Mehr zum Credit-Suisse-Debakel
Dass die Bank an einer tiefen Vertrauenskrise zugrunde gehen könnte, lag offenbar ausserhalb des Vorstellungsrahmens der Nationalbank. Im Blick hatten die Aufseher Kennzahlen wie die Eigenkapitalquote und die Liquidität, die sich bis zuletzt stets im grünen Bereich befanden. Im Nachhinein stellt die SNB verwundert fest: Die Einhaltung der Eigenmittelvorschriften sei zwar notwendig, «aber nicht hinreichend, um das Vertrauen in eine Bank zu gewährleisten».

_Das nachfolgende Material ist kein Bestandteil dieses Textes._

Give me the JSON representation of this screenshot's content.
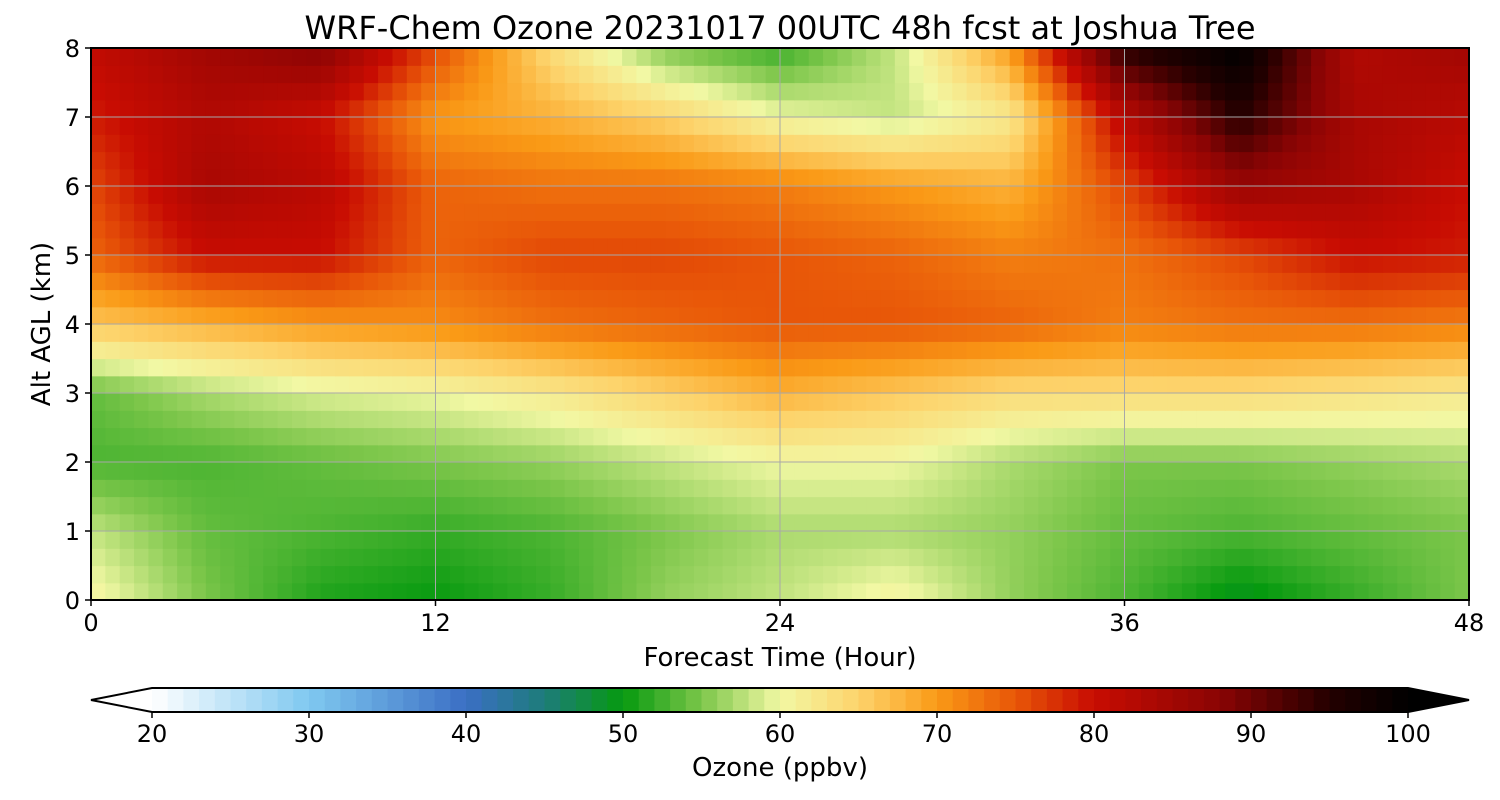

Oberaufseher verhielten sich passiv
Der Bericht analysiert präzise, wie die Bank zuerst die Erträge und dann das Vertrauen der Märkte und der Kunden verlor, was schliesslich zum Bank Run führte. Doch vor bald einem Jahr, als das Drama seinen Lauf nahm, verhielt sich die Nationalbank passiv. SNB-Präsident Thomas Jordan und sein Vize Martin Schlegel unternahmen nichts, um der CS bei einem drohenden Liquiditätsproblem frühzeitig unter die Arme zu greifen. Selbst im Oktober, als die Kunden bereits massiv Gelder abzogen, verhielten sich die Oberaufseher passiv.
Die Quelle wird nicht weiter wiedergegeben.